Kvadropol is a strategic board game for 2 to 4 players. The goal is simple: be the first to reach the white cross at the center. But with obstacles, special cards, and competing players, the path is anything but straightforward.


Players lay cards, block opponents, and navigate gray fields that cannot be filled. Special cards create new obstacles; black cards add to the challenge. Every move is a choice between advancing your path and hindering others.




















Designed at the Petnica Design Seminar, Kvadropol combines luck and strategy. Players build their route to the center while disrupting opponents’ progress. The result is a dynamic, competitive experience where no two games are the same.








































In 2015, a team of five young designers—Sonja Jovanović, Strahinja Jovanović, Marko Gavrilović, Milica Jokić, and Nikoleta Radišić—came together at the Petnica Design Seminar to create a board game.

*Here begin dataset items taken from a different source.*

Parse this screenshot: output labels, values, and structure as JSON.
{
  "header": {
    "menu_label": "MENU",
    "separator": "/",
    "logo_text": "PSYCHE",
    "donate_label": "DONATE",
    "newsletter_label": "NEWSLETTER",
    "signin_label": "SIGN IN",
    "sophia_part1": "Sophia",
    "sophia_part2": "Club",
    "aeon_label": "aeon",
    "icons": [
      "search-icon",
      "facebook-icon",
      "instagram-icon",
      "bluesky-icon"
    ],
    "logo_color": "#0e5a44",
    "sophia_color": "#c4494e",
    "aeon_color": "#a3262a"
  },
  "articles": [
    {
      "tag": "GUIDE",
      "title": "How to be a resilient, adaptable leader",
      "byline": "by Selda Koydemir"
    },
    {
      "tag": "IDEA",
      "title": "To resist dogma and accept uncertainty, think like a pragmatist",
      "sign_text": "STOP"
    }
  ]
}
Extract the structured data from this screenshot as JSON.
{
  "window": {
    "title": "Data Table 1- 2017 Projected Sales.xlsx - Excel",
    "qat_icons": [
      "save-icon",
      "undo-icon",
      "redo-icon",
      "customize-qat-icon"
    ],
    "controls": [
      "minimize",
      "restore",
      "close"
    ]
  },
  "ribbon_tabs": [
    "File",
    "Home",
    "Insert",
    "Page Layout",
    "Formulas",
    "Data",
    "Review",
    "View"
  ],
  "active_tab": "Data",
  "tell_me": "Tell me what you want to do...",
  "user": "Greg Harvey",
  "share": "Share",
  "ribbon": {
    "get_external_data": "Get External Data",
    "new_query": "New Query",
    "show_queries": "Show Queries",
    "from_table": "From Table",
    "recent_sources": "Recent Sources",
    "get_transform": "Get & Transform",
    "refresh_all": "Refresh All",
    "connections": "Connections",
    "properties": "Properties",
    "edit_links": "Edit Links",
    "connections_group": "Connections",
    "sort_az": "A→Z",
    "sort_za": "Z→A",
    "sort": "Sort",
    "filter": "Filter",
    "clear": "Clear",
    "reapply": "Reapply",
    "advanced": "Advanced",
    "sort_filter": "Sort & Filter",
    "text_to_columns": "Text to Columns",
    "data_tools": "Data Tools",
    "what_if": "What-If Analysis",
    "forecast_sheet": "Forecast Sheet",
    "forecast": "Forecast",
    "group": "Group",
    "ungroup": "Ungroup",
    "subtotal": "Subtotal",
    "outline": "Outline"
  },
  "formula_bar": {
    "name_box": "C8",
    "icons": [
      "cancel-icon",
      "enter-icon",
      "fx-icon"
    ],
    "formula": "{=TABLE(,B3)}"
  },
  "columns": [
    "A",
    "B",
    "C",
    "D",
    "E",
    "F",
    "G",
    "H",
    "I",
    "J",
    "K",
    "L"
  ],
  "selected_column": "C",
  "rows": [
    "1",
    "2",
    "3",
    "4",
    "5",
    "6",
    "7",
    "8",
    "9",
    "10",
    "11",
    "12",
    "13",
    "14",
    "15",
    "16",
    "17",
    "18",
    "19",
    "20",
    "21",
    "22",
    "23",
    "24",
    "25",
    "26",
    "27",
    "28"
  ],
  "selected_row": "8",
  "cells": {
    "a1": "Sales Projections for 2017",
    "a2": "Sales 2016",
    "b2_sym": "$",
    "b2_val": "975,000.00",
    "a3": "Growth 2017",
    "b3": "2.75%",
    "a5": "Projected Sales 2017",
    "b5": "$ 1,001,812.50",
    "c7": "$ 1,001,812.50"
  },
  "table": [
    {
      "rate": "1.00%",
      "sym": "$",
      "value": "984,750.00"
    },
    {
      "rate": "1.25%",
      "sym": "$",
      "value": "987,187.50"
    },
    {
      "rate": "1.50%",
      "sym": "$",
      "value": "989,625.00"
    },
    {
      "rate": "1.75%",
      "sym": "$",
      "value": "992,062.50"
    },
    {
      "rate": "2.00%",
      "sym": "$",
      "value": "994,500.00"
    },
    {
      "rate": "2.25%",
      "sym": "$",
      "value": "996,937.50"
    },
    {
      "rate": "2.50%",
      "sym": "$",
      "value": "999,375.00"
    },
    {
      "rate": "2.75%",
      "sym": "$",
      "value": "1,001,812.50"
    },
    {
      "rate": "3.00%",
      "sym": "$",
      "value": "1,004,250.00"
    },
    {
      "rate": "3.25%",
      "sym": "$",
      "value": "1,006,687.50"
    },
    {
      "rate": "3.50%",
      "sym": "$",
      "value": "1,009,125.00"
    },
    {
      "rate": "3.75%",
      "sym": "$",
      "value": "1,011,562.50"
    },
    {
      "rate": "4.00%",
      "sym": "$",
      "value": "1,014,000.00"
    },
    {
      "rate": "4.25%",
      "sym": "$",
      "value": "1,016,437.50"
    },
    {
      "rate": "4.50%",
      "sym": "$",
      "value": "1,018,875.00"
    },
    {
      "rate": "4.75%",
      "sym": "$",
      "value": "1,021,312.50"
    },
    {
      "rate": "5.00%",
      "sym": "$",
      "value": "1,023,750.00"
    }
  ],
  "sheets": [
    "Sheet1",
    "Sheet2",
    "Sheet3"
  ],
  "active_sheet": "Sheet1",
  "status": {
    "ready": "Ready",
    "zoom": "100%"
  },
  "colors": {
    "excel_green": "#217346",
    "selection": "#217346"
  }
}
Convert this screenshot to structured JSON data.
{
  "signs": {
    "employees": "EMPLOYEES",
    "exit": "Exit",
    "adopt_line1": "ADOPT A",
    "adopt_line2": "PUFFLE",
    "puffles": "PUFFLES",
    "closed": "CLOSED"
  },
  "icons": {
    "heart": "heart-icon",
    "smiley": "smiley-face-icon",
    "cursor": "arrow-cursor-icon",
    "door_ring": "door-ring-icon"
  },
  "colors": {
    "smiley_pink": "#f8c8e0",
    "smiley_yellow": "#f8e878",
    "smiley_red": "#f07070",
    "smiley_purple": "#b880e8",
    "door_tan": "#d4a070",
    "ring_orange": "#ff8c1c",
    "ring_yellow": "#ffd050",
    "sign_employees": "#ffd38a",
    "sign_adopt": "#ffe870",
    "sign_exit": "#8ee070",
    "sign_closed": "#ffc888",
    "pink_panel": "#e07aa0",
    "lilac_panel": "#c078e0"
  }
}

The result was Kvadropol, a strategic game for 2 to 4 players that combines simple rules with layered tactical depth. It was an exercise in collaborative design, game mechanics, and the art of creating shared experiences.
The premise of Kvadropol is straightforward. Players choose a color and place their cards face down. At the center of the table sits a card with a white cross. The goal is to reach it before anyone else. But reaching the center is not a matter of simple progression. The board is populated with obstacles, special cards, and gray fields that cannot be filled. Each turn, a player may place one card from their deck. They may also activate special cards that create obstacles for opponents. Black cards add another layer of complexity, used to block and disrupt.
The game’s mechanics encourage both forward momentum and strategic obstruction. To win, a player must not only advance their own path but also anticipate and counter the moves of others. The gray fields—marked on the table—cannot be filled with special cards, creating permanent constraints that shape the flow of play. The result is a dynamic balance between offense and defense, planning and improvisation.
For the team at Petnica, designing Kvadropol was an exercise in systems thinking. They had to consider not only the visual and material aspects of the game but also the logic of its mechanics. How do the cards interact? What makes a move advantageous? How do we ensure that no single strategy dominates? The process required testing, iteration, and a willingness to rethink assumptions.
The game’s visual design reflects its strategic character. The cards are clean, functional, with color coding that makes play intuitive. The board is a field of possibility, its paths and obstacles clearly marked. The aesthetic is understated, allowing the mechanics to take center stage. The focus is on play—on the decisions players make, the paths they choose, the obstacles they set for one another.
Kvadropol was created at a moment when board games were experiencing a renaissance. Games that rewarded strategic thinking, that offered replayability, that brought people together around a table were finding new audiences. The Petnica seminar provided a space to explore these possibilities, to learn from one another, to develop a game from concept to finished product.
The project was collaborative in the truest sense. Each team member brought different strengths—some focused on mechanics, others on visuals, others on the overall structure. The result is a game that feels cohesive, that bears the marks of multiple hands working toward a shared vision. Kvadropol is a testament to what can be made when young designers are given time, space, and the freedom to experiment.
For Strahinja, the project was an early exploration of design as system-building. The lessons learned—about mechanics, about player experience, about the balance between structure and freedom—would inform his later work across media. Kvadropol remains a marker of a moment when five young designers gathered around a table and built a game, and in building it, learned something about how games work, how people play, and what it means to create something together.